With Clinton's four victories — she ceded only Rhode Island to Vermont Sen. Bernie Sanders — she now has 90 percent of the delegates she needs to become the first woman nominated by a major party. Clinton kept her focus firmly on the general election as she spoke to supporters Tuesday night, urging Sanders' loyal supporters to help her unify the Democratic Party and reaching out to GOP voters who may be unhappy with their party's options.
"If you are a Democrat, an independent or a thoughtful Republican, you know that their approach is not going to build an America where we increase opportunity or decrease inequality," Clinton said of the GOP candidates. She spoke in Philadelphia, where Democrats will gather in July for their nominating convention.
Sanders, in an interview with The Associated Press, conceded that he has a "very narrow path and we're going to have to win some big victories."

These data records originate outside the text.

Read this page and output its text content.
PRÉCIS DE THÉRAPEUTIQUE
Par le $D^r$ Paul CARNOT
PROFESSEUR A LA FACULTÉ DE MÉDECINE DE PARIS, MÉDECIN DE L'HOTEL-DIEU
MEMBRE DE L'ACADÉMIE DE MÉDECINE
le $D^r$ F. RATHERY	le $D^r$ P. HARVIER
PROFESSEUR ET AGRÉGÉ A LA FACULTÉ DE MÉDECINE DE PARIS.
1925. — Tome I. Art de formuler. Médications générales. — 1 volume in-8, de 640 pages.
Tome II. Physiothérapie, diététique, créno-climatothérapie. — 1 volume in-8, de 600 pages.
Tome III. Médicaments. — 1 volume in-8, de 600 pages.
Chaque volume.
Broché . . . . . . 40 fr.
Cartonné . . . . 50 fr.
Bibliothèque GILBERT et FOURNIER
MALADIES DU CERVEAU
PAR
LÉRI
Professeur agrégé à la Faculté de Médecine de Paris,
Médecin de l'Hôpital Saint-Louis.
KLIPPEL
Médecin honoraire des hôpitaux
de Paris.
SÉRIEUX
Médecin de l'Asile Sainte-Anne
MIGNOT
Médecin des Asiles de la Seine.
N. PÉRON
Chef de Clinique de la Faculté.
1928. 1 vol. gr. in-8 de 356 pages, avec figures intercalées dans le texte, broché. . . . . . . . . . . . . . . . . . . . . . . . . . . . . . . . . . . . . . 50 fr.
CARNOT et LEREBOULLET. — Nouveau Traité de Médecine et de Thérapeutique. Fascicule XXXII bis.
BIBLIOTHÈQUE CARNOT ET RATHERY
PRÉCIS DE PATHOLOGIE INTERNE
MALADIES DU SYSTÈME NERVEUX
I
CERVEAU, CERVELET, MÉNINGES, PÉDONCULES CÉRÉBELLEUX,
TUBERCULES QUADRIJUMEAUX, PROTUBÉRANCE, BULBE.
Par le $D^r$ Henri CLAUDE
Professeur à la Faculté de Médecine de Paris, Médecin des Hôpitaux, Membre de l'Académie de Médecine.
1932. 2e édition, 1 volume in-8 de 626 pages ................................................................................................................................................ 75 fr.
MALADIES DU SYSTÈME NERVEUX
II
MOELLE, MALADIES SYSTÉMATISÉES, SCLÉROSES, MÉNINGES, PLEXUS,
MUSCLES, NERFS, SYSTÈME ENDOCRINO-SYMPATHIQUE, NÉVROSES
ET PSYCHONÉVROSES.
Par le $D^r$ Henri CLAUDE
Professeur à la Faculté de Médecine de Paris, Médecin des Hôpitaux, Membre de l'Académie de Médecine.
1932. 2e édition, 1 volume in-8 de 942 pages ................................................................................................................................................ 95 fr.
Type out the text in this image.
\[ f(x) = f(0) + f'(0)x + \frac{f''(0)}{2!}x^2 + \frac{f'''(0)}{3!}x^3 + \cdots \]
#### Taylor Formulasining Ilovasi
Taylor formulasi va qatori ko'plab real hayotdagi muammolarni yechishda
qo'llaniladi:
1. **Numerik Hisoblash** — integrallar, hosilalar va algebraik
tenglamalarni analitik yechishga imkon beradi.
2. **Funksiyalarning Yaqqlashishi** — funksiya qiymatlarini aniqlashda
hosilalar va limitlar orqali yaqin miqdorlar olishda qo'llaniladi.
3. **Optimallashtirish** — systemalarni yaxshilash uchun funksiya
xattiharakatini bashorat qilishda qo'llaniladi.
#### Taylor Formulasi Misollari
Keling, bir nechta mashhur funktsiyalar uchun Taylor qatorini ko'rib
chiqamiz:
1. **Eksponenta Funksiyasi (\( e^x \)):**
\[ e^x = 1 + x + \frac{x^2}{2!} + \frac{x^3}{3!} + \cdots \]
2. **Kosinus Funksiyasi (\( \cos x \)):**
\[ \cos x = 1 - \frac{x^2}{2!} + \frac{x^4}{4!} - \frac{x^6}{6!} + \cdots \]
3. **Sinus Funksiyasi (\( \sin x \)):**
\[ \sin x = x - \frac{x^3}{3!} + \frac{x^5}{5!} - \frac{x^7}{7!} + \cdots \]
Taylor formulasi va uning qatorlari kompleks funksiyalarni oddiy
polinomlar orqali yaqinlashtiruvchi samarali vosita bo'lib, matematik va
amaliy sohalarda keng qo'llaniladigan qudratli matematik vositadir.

Trump's victories in Maryland, Pennsylvania, Connecticut, Delaware and Rhode Island were overwhelming, winning his closest race by just about 30 points. The businessman is the only candidate left in the three-person race who could possibly clinch the nomination through the regular voting process. Yet with 950 delegates now, he could still fall short of the 1,237 he needs.
Cruz and Kasich are desperately trying to keep Trump from that magic number and push the race to a convention fight. The Texas senator and Ohio governor even took the rare step of announcing plans to coordinate in upcoming contests to try to minimize Trump's delegate totals.
That effort did little to stop Trump from a big showing in the Northeast, where he picked up at least 105 of the 118 delegates up for grabs. Despite his solid win in Pennsylvania, the state's primary system means 54 of the delegates elected by voters will be free agents at the GOP convention, able to vote for the candidate of their choice.
Cruz spent Tuesday in Indiana, which votes next week. Indiana is one of Cruz's last best chances to slow Trump, and Kasich's campaign is pulling out of the state to give him a better opportunity to do so.
"Tonight this campaign moves back to more favorable terrain," Cruz said during an evening rally in Knightstown, Indiana. His event was held at the "Hoosier gym," where some scenes were filmed for the 1986 movie, "Hoosiers," about a small-town Indiana basketball team that wins the state championship.
Trump has railed against his rivals' coordination, panning it as a "faulty deal" and has also cast efforts to push the nomination fight to the convention as evidence of a rigged process that favors political insiders.
Yet there's no doubt the GOP is deeply divided by his candidacy. In Pennsylvania, exit polls showed nearly 4 in 10 GOP voters said they would be excited by Trump becoming president, but the prospect of the real estate mogul in the White House scared a quarter of those who cast ballots in the state's Republican primary.
In another potential general election warning sign for Republicans, 6 in 10 GOP voters in Pennsylvania said the Republican campaign has divided the party — a sharp contrast to the 7 in 10 Democratic voters in the state who said the race between Clinton and Sanders has energized their party.
The exit polls were conducted by Edison Research for The Associated Press and television networks.
Democrats award delegates proportionally, which allowed Clinton to maintain her lead over Sanders even as he rattled off a string of wins in recent contests. According to the AP count, Clinton now has 2,141 delegates while Sanders has 1,321.
That count includes delegates won in primaries and caucuses, as well as superdelegates — party insiders who can back the candidate of their choice, regardless of how their state votes.
Sanders has vowed to stay in the race until voting wraps up in June. He continues to raise millions of dollars and attract big crowds, including Tuesday night in West Virginia, where he urged his supporters to recognize that they are "powerful people if you choose to exercise that power."
Clinton's advisers are eager for the Vermont senator to tone down his attacks on the former secretary of state. She's been reminding voters of the 2008 Democratic primary, when she endorsed Barack Obama after a tough campaign and urged her supporters to rally around her former rival.